O massacre de Qana pode se converter em um ponto de inflexão. Dezenas de milhares saíram ás ruas para demonstrar seu repúdio em Bruxelas (Bélgica), na Praça Trafalgar em Londres milhares denunciaram o apoio de Blair ã agressão israelense, em Paris centenas fizeram um minuto de silêncio em memória das vítimas de Qana. No Oriente Médio os protestos se multiplicaram. No Cairo (Egito) cerca de mil manifestantes cantaram slogans contra os EUA numa praça, apesar de estarem rodeados pela polícia. Em Amman (Jordânia) mais de mil marcharam ás sedes da ONU gritando “Morte a Israel” e “Abaixo, abaixo os EUA”.

Dezenas de xiitas tomaram as ruas em várias províncias do leste da Arábia Saudita desafiando a proibição de protestos públicos no reino. Centenas de mulheres protestaram na capital Síria, Damasco, algumas levando pequenos caixões simbolizando as crianças mortas. Na cidade de Kuwait centenas se juntaram do lado de fora da embaixada norte-americana exigindo seu fechamento em protesto ao apoio de Washington a Israel. Na cidade de Gaza os palestinos atacaram os centros da ONU até que o presidente Mahmoud Abbas ordenasse ã Guarda Presidencial e ã polícia dispersar o protesto. Até no Iraque ocupado os manifestantes marcharam por Sadr City em Bagdá, levando caixões denominados “Nações Unidas” e “Governos Árabes”.

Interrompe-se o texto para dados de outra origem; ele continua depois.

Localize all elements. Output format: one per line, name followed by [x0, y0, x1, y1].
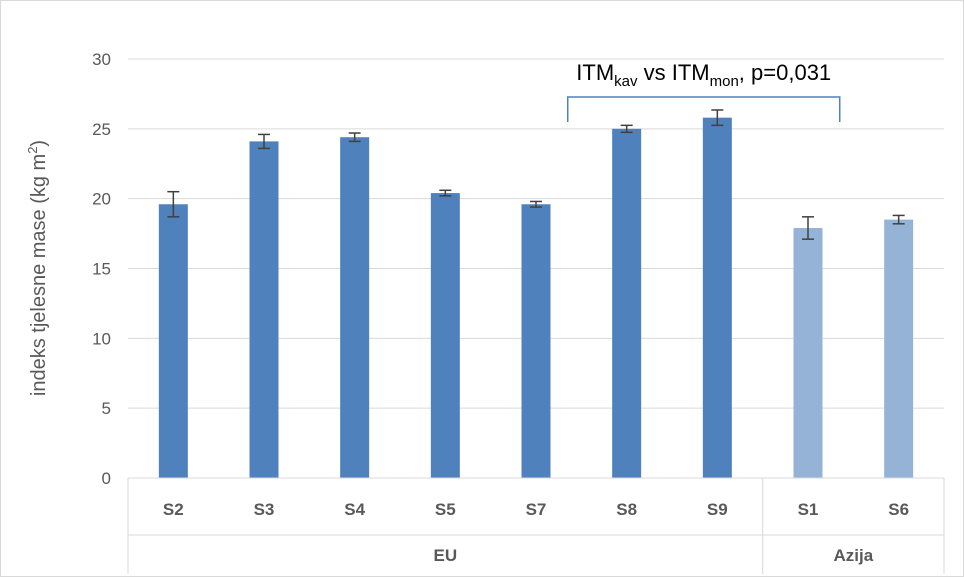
bar-s4 — [340, 137, 370, 479]
group-label: Azija — [833, 546, 873, 565]
bar-s1 — [793, 227, 823, 478]
bar-s2 — [158, 204, 188, 478]
error-bars — [167, 109, 905, 240]
bar-s7 — [521, 204, 551, 478]
y-tick-label: 20 — [92, 190, 111, 209]
y-tick-label: 5 — [102, 399, 111, 418]
x-tick-label: S3 — [254, 500, 275, 519]
bar-s6 — [884, 219, 914, 478]
y-axis-label-text: indeks tjelesne mase (kg m — [28, 154, 50, 396]
y-tick-label: 0 — [102, 469, 111, 488]
y-tick-label: 25 — [92, 120, 111, 139]
y-axis-label: indeks tjelesne mase (kg m2) — [25, 140, 50, 396]
group-label: EU — [434, 546, 458, 565]
y-tick-label: 10 — [92, 329, 111, 348]
y-tick-label: 15 — [92, 260, 111, 279]
y-axis-label-close: ) — [28, 140, 50, 147]
x-tick-label: S1 — [798, 500, 819, 519]
x-tick-label: S4 — [344, 500, 365, 519]
significance-label-part: ITM — [576, 60, 614, 85]
y-axis-label-superscript: 2 — [25, 147, 40, 154]
bar-s5 — [430, 193, 460, 478]
significance-label-part: , p=0,031 — [739, 60, 831, 85]
bar-s3 — [249, 141, 279, 479]
x-tick-label: S2 — [163, 500, 184, 519]
axes: 0 5 10 15 20 25 30 S2 S3 S4 S5 S7 S8 S9 S1 S6 EU Azija — [92, 50, 945, 574]
significance-label-subscript: mon — [710, 73, 739, 90]
significance-bracket — [566, 96, 841, 122]
bar-s8 — [612, 128, 642, 479]
x-tick-label: S6 — [888, 500, 909, 519]
x-tick-label: S9 — [707, 500, 728, 519]
bars — [158, 117, 914, 479]
x-tick-label: S8 — [616, 500, 637, 519]
x-tick-label: S5 — [435, 500, 456, 519]
x-tick-label: S7 — [526, 500, 547, 519]
y-tick-label: 30 — [92, 50, 111, 69]
significance-label-part: vs ITM — [638, 60, 710, 85]
bar-s9 — [702, 117, 732, 478]
annotation: ITMkav vs ITMmon, p=0,031 — [566, 60, 841, 122]
significance-label-subscript: kav — [614, 73, 638, 90]
significance-label: ITMkav vs ITMmon, p=0,031 — [576, 60, 831, 90]
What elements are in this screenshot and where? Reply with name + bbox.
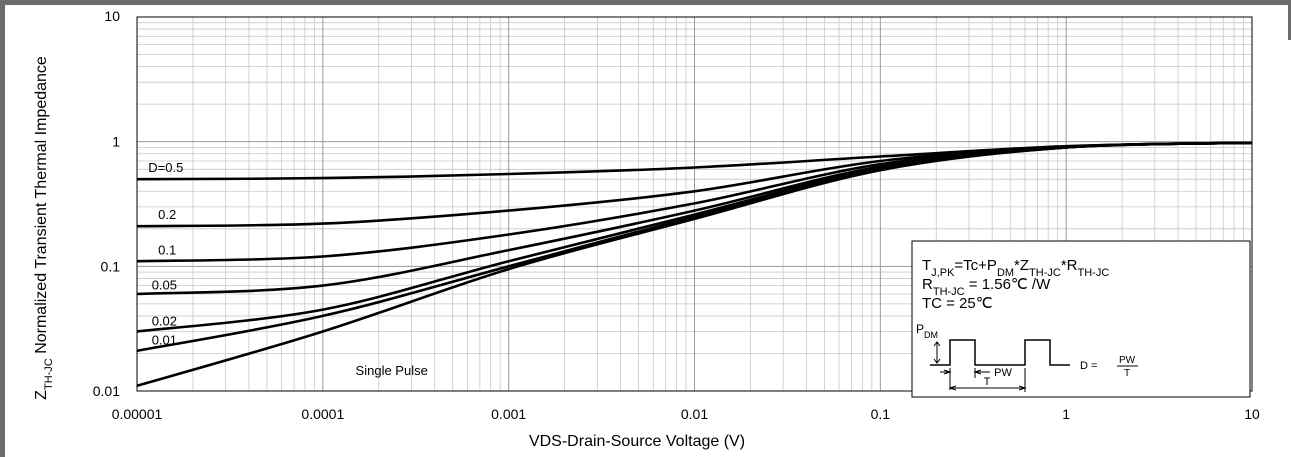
y-tick-label: 10 — [104, 8, 120, 24]
frame-top-border — [0, 0, 1291, 5]
series-label: 0.05 — [152, 278, 177, 293]
pulse-waveform — [930, 339, 1070, 366]
t-label: T — [984, 376, 991, 388]
series-lines — [136, 141, 1253, 388]
x-tick-label: 0.01 — [681, 406, 708, 422]
pdm-arrow — [933, 341, 941, 364]
formula-text: TJ,PK=Tc+PDM*ZTH-JC*RTH-JC — [922, 257, 1109, 279]
x-tick-label: 0.0001 — [301, 406, 344, 422]
series-label: 0.01 — [152, 333, 177, 348]
series-label: Single Pulse — [356, 363, 428, 378]
x-tick-labels: 0.00001 0.0001 0.001 0.01 0.1 1 10 — [112, 406, 1260, 422]
plot-area-border — [136, 16, 1253, 392]
t-marker — [948, 368, 1027, 392]
x-tick-label: 10 — [1244, 406, 1260, 422]
frame-left-border — [0, 0, 5, 457]
series-label: 0.2 — [158, 207, 176, 222]
y-tick-label: 0.1 — [101, 258, 121, 274]
info-box: TJ,PK=Tc+PDM*ZTH-JC*RTH-JC RTH-JC = 1.56… — [911, 240, 1251, 398]
series-label: 0.02 — [152, 314, 177, 329]
series-labels: D=0.5 0.2 0.1 0.05 0.02 0.01 Single Pulse — [148, 160, 428, 378]
x-tick-label: 1 — [1062, 406, 1070, 422]
y-tick-labels: 0.01 0.1 1 10 — [93, 8, 120, 399]
duty-label: D = — [1080, 360, 1097, 372]
series-label: D=0.5 — [148, 160, 183, 175]
rth-text: RTH-JC = 1.56℃ /W — [922, 276, 1051, 298]
frame-right-border — [1288, 0, 1291, 40]
pulse-diagram: PDM PW T D = PW T — [916, 322, 1138, 392]
pw-label: PW — [994, 367, 1012, 379]
duty-numerator: PW — [1119, 355, 1136, 366]
pw-marker — [940, 368, 990, 390]
pdm-label: PDM — [916, 322, 938, 340]
duty-denominator: T — [1124, 368, 1130, 379]
series-line — [136, 141, 1253, 388]
info-box-border — [911, 240, 1251, 398]
y-tick-label: 0.01 — [93, 383, 120, 399]
x-tick-label: 0.001 — [491, 406, 526, 422]
x-tick-label: 0.1 — [871, 406, 891, 422]
x-axis-title: VDS-Drain-Source Voltage (V) — [529, 433, 745, 450]
x-tick-label: 0.00001 — [112, 406, 163, 422]
y-tick-label: 1 — [112, 134, 120, 150]
series-label: 0.1 — [158, 242, 176, 257]
y-axis-title: ZTH-JC Normalized Transient Thermal Impe… — [33, 56, 55, 400]
tc-text: TC = 25℃ — [922, 295, 993, 312]
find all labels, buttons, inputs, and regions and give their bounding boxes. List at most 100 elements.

Também em Israel houve mobilizações acusando o governo de “crimes de guerra”. Por realizar esta denúncia inclusive foi expulso um deputado árabe do Knesset (parlamento israelense).

Até agora os EUA têm bloqueado toda tentativa de cessar-fogo antes que se obtenha um equilíbrio “sustentável” de forças no Líbano, o que para eles significa - depois de Israel ter feito o essencial do trabalho sujo - o desarmamento do Hizbollah, seja pelo exército do Líbano ou entre este e uma força de intervenção sob a bandeira da ONU ou da OTAN. Por isso a escandalosa sessão da ONU em Nova York, na qual os Estados Unidos censuraram qualquer condenação a Israel pelo desapiedado bombardeio a Qana. Entretanto, a pressão internacional sobre a administração Bush, de seus aliados europeus e árabes, pode se converter em intolerável, sobretudo se o exército de Israel não atua com a celeridade e eficácia no campo de batalha que seu “patrão” ordena e deseja. O correr do tempo vai contra os objetivos de Israel depois que dilapidou o enorme respaldo que gozou de todos os países imperialistas e das burguesias reacionárias árabes no início deste confronto.

ONU

Depois do massacre de Qana, o Conselho geral integrado por 15 nações se reuniu em caráter de urgência a pedido do secretário geral da ONU, Kofi Annan e do primeiro-ministro libanês, Fuad Siniora, para considerar uma declaração proposta por Qatar, denominando o ataque como “deliberado” e demandando um cessar-fogo. Mas os Estados Unidos insistiram que a declaração deveria ser alterada, em linha com a sua posição, isto é que “lamenta fortemente a perda destas inocentes vidas e a matança de todos os civis neste conflito” e sublinha a urgência de “assegurar um longo, duradouro e sustentável cessar-fogo”. Por contraste, mais tarde o Conselho de Segurança com 14 votos contra 1 aprovou uma resolução apoiada pelos EUA ameaçando com sanções contra o Irã depois do 31 de agosto, se este não detém o enriquecimento de urânio e abre seu programa nuclear a inspeções internacionais. Enquanto que a resolução, negociada pelos cinco membros permanentes - EUA, Grã-Bretanha, França, China e Rússia - assim como também a Alemanha não impõem sanções imediatas, John Bolton, o embaixador norte-americano na ONU celebra o resultado.